Mais ce développement de l’intrigue n’est pas l’essentiel. Ce qui intéresse Sôseki, c’est de faire passer ses propres idées sur l’avenir du Japon en utilisant les divers personnages comme de simples faire-valoir. Miracle, dans ces conditions, que les discours successifs des uns et des autres et la présence non dissimulée d’un narrateur sentencieux échappent à l’artifice de leur présentation. Ce miracle se produit en effet, d’abord dans quelques séquences d’une drôlerie tout à fait savoureuse : le mariage chic et ridicule de l’étudiant riche et la gêne concomitante de son ami démuni, qui perçoit bien, dans sa détresse de déclassé, la stupidité bourgeoise de la cérémonie ; les rapports cocasses entre le professeur, qui se moque des contingences de la vie quotidienne, et sa malheureuse épouse, qui l’admire mais doit aussi faire bouillir la marmite (la misogynie hargneuse du narrateur éclate dans ces passages).
Pourtant, la force de la satire repose avant tout sur le discours. Les conversations ineptes des deux étudiants, qui n’ont aucun goût commun et pataugent chacun de son côté dans leurs obsessions (mondaines pour l’un, terre à terre et vitales pour l’autre), matérialisent l’opposition d’époque entre un Japon intellectuel et un Japon mercantile. Quant à la conférence finale du professeur, victime d’un préjugé défavorable, qui finit par retourner l’assistance en lui assénant une charge féroce contre la démence capitaliste qui s’est emparée d’un pays méprisant désormais sa propre culture, charge doublée d’un plaidoyer pro domo vibrant en faveur des études désintéressées, il s’agit d’un morceau de bravoure, qui pourrait être grotesque mais qui est sauvé par la ferveur et la véhémence d’une rhétorique inspirée.
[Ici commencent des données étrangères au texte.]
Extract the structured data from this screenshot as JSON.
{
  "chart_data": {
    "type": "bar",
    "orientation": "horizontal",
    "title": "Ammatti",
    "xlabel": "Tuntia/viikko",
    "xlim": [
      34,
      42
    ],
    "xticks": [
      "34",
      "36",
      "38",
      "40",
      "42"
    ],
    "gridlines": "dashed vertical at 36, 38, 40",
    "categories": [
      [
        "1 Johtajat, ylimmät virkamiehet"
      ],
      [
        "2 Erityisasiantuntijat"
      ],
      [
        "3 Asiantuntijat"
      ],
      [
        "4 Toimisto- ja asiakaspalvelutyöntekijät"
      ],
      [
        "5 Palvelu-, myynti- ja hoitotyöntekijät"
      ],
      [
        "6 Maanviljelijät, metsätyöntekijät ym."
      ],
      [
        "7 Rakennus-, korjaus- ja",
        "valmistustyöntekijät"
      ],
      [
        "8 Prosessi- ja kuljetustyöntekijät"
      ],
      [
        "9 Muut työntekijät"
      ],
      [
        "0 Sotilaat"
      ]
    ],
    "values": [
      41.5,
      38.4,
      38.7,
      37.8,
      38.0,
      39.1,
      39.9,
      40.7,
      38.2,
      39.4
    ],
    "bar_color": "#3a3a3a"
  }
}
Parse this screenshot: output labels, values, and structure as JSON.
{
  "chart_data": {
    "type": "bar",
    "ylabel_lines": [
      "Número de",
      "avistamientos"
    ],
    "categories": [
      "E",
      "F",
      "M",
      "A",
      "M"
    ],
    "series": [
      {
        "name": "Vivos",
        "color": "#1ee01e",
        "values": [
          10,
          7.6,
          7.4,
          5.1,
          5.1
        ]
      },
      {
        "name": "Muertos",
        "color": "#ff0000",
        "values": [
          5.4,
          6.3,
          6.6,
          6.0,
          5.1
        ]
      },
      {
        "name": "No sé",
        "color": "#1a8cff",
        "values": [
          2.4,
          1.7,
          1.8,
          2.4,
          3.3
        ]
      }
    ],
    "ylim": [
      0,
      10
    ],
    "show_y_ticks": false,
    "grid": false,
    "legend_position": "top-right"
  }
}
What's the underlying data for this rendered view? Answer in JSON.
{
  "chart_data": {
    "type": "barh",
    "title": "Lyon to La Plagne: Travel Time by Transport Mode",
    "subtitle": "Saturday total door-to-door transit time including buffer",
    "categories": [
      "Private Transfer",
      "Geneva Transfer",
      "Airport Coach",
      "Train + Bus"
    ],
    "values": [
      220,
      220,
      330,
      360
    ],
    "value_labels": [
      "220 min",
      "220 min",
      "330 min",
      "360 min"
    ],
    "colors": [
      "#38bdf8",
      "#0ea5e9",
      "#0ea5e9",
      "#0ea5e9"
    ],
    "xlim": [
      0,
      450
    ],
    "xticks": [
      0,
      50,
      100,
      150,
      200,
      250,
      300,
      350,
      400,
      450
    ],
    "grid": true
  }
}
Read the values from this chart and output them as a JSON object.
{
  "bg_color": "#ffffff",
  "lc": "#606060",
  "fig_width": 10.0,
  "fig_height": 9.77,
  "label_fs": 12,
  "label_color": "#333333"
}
La lucidité amère de Sôseki a gardé même aujourd’hui une vertu exemplaire. Connaisseur et admirateur éclairé de la littérature occidentale (dont il a pu observer, à Londres, qu’elle côtoyait sans trop d’états d’âme les plus criantes inégalités sociales), mais en même temps spécialiste de ce que la poésie japonaise possède de plus spécifique, le haïku, il était mieux armé qu’aucun des écrivains de son temps pour comprendre ce que l’ouverture sans frein aux cultures étrangères pouvait avoir à la fois d’exaltant et de corrosif en matière de civilisation autochtone. Lui-même inadapté à la vie courante, affecté d’une forme de manie de la persécution, il saisit avant tout le monde vers quels abîmes l’appât du gain et la volonté de puissance paranoïaque de ses contemporains allaient entraîner le Japon nouveau, à qui il ne faudrait que vingt ans après la mort de l’écrivain réfractaire pour se jeter sur la Chine et basculer dans le totalitarisme guerrier le plus « moderne » et le plus mortifère.